Publication

  • SAFT: Towards Out-of-Distribution Generalization in Fine-Tuning

    Handling distribution shifts from training data, known as out-of-distribution (OOD) generalization, poses a significant challenge in the field of machine learning. While a pre-trained vision-language model like CLIP has demonstrated remarkable zero-shot performance, further adaptation of the model to downstream tasks leads to undesirable degradation for OOD data. In this work, we introduce Sparse Adaptation for Fine-Tuning (SAFT), a method that prevents fine-tuning from forgetting the general knowledge in the pre-trained model. SAFT only updates a small subset of important parameters whose gradient magnitude is large, while keeping the other parameters frozen. SAFT is straightforward to implement and conceptually simple. Extensive experiments show that with only 0.1% of the model parameters, SAFT can significantly improve the performance of CLIP. It consistently outperforms baseline methods across several benchmarks. On the few-shot learning benchmark of ImageNet and its variants, SAFT gives a gain of 5.15% on average over the conventional fine-tuning method in OOD settings.

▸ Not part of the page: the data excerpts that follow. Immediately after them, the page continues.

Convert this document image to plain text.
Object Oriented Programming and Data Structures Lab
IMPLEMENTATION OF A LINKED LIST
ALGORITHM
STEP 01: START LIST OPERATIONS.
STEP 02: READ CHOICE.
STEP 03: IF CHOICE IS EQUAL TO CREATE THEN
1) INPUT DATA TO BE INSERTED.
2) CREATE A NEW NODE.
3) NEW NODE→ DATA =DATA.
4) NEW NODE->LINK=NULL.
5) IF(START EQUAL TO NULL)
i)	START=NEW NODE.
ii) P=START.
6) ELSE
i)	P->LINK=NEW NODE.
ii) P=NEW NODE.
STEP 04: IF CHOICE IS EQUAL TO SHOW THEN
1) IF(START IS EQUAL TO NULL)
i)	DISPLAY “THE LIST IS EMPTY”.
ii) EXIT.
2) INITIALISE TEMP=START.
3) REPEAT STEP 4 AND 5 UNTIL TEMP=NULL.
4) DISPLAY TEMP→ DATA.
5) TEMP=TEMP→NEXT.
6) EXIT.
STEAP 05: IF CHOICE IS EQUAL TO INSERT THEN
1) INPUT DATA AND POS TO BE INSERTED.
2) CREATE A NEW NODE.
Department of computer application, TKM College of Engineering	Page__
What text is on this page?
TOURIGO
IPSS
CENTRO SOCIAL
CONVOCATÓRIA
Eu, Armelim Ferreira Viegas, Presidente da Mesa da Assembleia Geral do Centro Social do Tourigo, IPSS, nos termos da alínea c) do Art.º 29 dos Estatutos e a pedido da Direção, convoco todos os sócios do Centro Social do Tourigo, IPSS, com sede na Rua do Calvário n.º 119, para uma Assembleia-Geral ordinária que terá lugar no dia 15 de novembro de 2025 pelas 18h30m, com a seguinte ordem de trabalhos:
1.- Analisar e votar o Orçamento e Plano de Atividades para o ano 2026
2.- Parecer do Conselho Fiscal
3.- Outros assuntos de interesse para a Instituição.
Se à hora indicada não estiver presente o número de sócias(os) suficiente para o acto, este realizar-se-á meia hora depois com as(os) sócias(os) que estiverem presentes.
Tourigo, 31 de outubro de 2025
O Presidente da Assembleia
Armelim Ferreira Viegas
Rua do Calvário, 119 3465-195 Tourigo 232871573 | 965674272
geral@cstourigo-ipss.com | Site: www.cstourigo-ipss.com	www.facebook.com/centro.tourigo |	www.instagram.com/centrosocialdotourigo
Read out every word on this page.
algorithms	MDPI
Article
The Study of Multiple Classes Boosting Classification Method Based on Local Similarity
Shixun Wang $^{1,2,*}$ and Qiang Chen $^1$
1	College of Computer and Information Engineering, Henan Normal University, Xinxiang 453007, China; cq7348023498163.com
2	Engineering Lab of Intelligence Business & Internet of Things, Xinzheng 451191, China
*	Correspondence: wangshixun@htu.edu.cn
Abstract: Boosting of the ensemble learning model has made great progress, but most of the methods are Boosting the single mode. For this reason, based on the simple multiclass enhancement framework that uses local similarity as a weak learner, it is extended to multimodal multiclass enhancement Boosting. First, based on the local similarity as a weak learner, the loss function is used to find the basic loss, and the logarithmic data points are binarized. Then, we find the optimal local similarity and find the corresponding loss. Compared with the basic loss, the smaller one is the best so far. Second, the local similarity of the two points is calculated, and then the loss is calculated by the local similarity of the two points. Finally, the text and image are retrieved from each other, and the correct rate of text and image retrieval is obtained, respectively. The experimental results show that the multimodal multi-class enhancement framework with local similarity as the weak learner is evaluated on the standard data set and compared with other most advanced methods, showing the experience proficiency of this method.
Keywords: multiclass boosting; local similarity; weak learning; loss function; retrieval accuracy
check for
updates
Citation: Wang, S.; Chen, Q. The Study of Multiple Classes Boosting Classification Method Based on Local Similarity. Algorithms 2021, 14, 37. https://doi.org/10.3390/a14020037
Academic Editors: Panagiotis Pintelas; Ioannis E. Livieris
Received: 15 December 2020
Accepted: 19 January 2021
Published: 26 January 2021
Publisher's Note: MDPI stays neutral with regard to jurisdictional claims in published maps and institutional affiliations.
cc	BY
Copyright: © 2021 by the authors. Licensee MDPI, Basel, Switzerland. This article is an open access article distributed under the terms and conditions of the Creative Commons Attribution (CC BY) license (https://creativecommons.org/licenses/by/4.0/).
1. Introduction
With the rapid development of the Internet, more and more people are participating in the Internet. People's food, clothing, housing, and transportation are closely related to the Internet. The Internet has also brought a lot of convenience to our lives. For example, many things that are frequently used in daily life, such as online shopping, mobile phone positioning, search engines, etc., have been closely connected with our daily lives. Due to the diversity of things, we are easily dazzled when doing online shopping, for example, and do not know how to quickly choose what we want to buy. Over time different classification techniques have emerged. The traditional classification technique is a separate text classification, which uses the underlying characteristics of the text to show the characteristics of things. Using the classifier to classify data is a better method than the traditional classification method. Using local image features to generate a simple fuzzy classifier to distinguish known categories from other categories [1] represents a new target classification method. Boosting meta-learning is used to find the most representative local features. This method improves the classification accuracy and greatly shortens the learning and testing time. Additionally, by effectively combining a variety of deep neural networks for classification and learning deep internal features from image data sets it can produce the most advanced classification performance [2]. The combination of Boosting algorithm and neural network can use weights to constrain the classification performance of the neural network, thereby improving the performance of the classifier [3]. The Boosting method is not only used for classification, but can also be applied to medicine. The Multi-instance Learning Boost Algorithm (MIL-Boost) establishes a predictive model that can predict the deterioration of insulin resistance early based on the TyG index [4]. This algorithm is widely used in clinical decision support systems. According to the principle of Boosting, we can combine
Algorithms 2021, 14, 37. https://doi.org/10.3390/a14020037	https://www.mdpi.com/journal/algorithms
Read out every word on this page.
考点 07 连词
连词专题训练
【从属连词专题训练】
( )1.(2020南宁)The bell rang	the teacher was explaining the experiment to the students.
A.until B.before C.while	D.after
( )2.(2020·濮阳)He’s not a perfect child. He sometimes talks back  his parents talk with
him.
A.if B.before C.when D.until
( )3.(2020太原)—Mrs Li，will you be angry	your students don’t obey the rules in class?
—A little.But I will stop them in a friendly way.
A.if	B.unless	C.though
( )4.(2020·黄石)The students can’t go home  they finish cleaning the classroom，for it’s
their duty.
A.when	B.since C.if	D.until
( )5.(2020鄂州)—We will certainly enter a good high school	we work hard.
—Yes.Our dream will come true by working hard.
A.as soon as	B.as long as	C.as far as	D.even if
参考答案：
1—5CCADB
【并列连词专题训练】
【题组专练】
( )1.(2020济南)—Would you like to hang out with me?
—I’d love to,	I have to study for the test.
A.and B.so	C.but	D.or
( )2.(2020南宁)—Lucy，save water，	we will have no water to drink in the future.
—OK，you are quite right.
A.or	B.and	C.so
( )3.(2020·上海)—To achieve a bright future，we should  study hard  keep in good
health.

  • Improving self-supervised learning for audio representations by feature diversity and decorrelation

    Self-supervised learning (SSL) has recently shown remarkable results in closing the gap between supervised and unsupervised learning. The idea is to learn robust features that are invariant to distortions of the input data. Despite its success, this idea can suffer from a collapsing issue where the network produces a constant representation. To this end, we introduce SELFIE, a novel Self-supervised Learning approach for audio representation via Feature Diversity and Decorrelation. SELFIE avoids the collapsing issue by ensuring that the representation (i) maintains a high diversity among embeddings and (ii) decorrelates the dependencies between dimensions. SELFIE is pre-trained on the large-scale AudioSet dataset and its embeddings are validated on nine audio downstream tasks, including speech, music, and sound event recognition. Experimental results show that SELFIE outperforms existing SSL methods

  • NVC-Net: End-to-End Adversarial Voice Conversion

    Voice conversion has gained increasing popularity in many applications of speech synthesis. The idea is to change the voice identity from one speaker into another while keeping the linguistic content unchanged. Many voice conversion approaches rely on the use of a vocoder to reconstruct the speech from acoustic features, and as a consequence, the speech quality heavily depends on such a vocoder. In this paper, we propose NVC-Net, an end-to-end adversarial network, which performs voice conversion directly on the raw audio waveform of arbitrary length. By disentangling the speaker identity from the speech content, NVC-Net is able to perform non-parallel traditional many-to-many voice conversion as well as zero-shot voice conversion from a short utterance of an unseen target speaker. Importantly, NVC-Net is non-autoregressive and fully convolutional, achieving fast inference. Our model is capable of producing samples at a rate of more than 3600 kHz on an NVIDIA V100 GPU, being orders of magnitude faster than state-of-the-art methods under the same hardware configurations. Objective and subjective evaluations on non-parallel many-to-many voice conversion tasks show that NVC-Net obtains competitive results with significantly fewer parameters.

  • Differentiable Duration Modeling for End-to-End Text-to-Speech

    Parallel text-to-speech (TTS) models have recently enabled fast and highly-natural speech synthesis. However, such models typically require external alignment models, which are not necessarily optimized for the decoder as they are not jointly trained. In this paper, we propose a differentiable duration method for learning monotonic alignments between input and output sequences. Our method is based on a soft-duration mechanism that optimizes a stochastic process in expectation. Using this differentiable duration method, a direct text to waveform TTS model is introduced to produce raw audio as output instead of performing neural vocoding. Our model learns to perform high-fidelity speech synthesis through a combination of adversarial training and matching the total ground-truth duration. Experimental results show that our model obtains competitive results while enjoying a much simpler training pipeline.